Without an annotated three-line diagram I am hesitant to speculate, but to me this sounds more like a ground fault than a dead short. More specifically a ground fault for your first fire and a dead short (via ground) for the second.
 
The inverter did not catch fire. The wire insulation did. The inverter probably popped a FET and he didn't have a fuse/CB between the battery bank and the inverter. He was relying on the breakers in the individual batteries. So I wouldn't blame this on the inverter. The wires were not well protected.
At this point, I think it's still most likely that the inverter failed and found the poor insulation/wire gauge/breaker combo that created the fire.

I think it's odd that the OP says the other end of these main battery cable were not hot at the other end. That detail makes me doubt my supposed failure cascade.
 
I think it's odd that the OP says the other end of these main battery cable were not hot at the other end. That detail makes me doubt my supposed failure cascade.
A poor connection at one end leading to the cascade?
 
Copper is a very good thermal conductor. If a poor connection overheats one end of a battery cable, it will be very hot for quite a few feet.
 
Copper is a very good thermal conductor. If a poor connection overheats one end of a battery cable, it will be very hot for quite a few feet.
For a fast fault (1s<t<10s) I have seen one end of a 2' cable be hot and the other just warm. It usually depends on which side of the cable termination was the source of heat.
 
Copper is a very good thermal conductor. If a poor connection overheats one end of a battery cable, it will be very hot for quite a few feet.

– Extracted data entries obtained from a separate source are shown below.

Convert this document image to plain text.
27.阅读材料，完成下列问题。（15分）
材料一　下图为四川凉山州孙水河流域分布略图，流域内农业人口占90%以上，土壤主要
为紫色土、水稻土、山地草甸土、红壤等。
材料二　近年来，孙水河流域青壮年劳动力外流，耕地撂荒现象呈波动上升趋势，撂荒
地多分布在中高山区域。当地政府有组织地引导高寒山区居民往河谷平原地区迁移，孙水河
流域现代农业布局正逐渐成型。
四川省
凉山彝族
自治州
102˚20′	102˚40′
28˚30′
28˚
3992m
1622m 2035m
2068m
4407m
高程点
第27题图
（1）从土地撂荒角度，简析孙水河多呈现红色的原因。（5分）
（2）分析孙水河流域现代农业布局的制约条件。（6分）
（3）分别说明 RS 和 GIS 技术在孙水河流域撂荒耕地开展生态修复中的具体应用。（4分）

Good point. If the inverter failure caused the wire to overheat, the whole wire would heat simultaneously due to the current flowing from end to end. However, if there were a loose connection at the inverter. Say, maybe he torqued down on the insulation and not the bare wire by mistake, then the wire would get very hot but only at the inverter end where the bad connection was at. When the connection finally got so hot it caused a FET to pop. IMO, this is more likely than a random inverter failure for no reason.